Parlemen Ghana telah mengesahkan undang-undang baru yang keras yang memberlakukan hukuman penjara hingga tiga tahun bagi siapa pun yang dinyatakan sebagai LGBTQ+.
Undang-undang tersebut juga memberlakukan hukuman penjara maksimal lima tahun bagi pembentukan atau pendanaan kelompok LGBTQ+.
Para anggota parlemen menolak upaya menggantikan hukuman penjara dengan layanan masyarakat dan konseling.
Ini adalah tanda terbaru dari penentangan yang semakin meningkat terhadap hak-hak LGBTQ+ di negara konservatif di Afrika Barat.
Undang-undang tersebut, yang didukung oleh dua partai politik utama Ghana, akan mulai berlaku hanya jika Presiden Nana Akufo-Addo menandatanganinya menjadi undang-undang.
Beliau sebelumnya mengatakan bahwa beliau akan melakukannya jika mayoritas warga Ghana menginginkannya.
Hubungan seks sesama jenis sudah melanggar hukum di Ghana – dan membawa hukuman penjara tiga tahun.
Bulan lalu, Amnesty International memperingatkan bahwa undang-undang tersebut “mengancam hak-hak dan kebebasan mendasar” dari orang-orang LGBTQ+.

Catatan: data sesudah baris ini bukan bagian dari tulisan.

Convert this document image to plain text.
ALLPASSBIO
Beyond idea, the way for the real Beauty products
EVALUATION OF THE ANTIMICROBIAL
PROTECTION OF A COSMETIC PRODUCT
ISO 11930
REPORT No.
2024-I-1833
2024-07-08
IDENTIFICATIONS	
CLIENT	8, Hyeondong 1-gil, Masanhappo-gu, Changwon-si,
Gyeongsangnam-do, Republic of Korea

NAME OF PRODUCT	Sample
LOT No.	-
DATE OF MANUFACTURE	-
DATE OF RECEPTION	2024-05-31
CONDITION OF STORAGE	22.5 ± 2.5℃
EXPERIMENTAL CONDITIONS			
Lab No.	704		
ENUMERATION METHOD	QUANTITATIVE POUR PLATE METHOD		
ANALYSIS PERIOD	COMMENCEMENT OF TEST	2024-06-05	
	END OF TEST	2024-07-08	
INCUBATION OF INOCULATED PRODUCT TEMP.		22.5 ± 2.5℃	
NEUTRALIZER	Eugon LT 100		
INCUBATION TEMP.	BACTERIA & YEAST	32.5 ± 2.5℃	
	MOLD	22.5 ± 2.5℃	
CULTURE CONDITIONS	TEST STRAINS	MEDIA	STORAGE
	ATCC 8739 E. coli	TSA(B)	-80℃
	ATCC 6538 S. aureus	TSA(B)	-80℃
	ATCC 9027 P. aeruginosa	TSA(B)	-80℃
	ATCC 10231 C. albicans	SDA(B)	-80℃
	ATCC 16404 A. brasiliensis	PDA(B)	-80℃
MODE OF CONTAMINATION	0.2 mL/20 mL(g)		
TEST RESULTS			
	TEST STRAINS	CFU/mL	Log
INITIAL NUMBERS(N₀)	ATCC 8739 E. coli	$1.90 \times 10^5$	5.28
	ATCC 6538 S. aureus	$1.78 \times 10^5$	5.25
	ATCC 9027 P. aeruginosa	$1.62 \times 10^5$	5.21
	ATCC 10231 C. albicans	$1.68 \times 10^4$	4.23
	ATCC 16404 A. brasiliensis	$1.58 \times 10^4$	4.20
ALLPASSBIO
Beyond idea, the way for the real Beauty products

Aktivis khawatir akan adanya pengejaran terhadap anggota komunitas LGBTQ+ dan mereka yang memperjuangkan hak-hak mereka, dan mengatakan bahwa beberapa akan harus bersembunyi.
Undang-undang tersebut menyarankan hukuman penjara hingga 10 tahun bagi siapa pun yang terlibat dalam kampanye advokasi LGBTQ+ yang ditujukan kepada anak-anak.
Undang-undang tersebut juga mendorong masyarakat untuk melaporkan anggota komunitas LGBTQ+ kepada otoritas untuk “tindakan yang diperlukan”.
Anggota parlemen mengatakan bahwa undang-undang tersebut disusun sebagai respons terhadap pembukaan pusat komunitas LGBTQ+ pertama di Ghana, di ibu kota, Accra, pada Januari 2021.
Polisi menutup pusat tersebut setelah ada protes publik, dan tekanan dari badan-badan agama dan tokoh-tokoh tradisional di negara yang sebagian besar beragama Kristen.
Pada saat itu, Dewan Gereja Ghana dan Dewan Pantekosta dan Karismatik Ghana mengatakan dalam pernyataan bersama bahwa menjadi LGBTQ+ “asing bagi budaya Ghana dan sistem nilai keluarga dan, oleh karena itu, warga negara negara ini tidak dapat menerimanya”.
Undang-undang yang disetujui oleh anggota parlemen adalah versi yang lebih lunak dari draf sebelumnya – misalnya, hukuman penjara telah dipersingkat dan klausul kontroversial tentang terapi konversi telah dihapus.
Selama debat yang berlangsung berhari-hari, wakil pemimpin parlemen dari partai pemerintah, Alexander Afenyo-Markin, menyarankan perubahan lebih lanjut.
Beliau mengatakan bahwa anggota parlemen harus memutuskan, melalui pemungutan suara rahasia, apakah orang yang dinyatakan sebagai anggota komunitas LGBTQ+ harus dipenjara oleh pengadilan atau diarahkan untuk melakukan layanan masyarakat dan menjalani konseling.
Namun, beliau ditolak oleh para anggota parlemen yang mendukung hukuman penjara.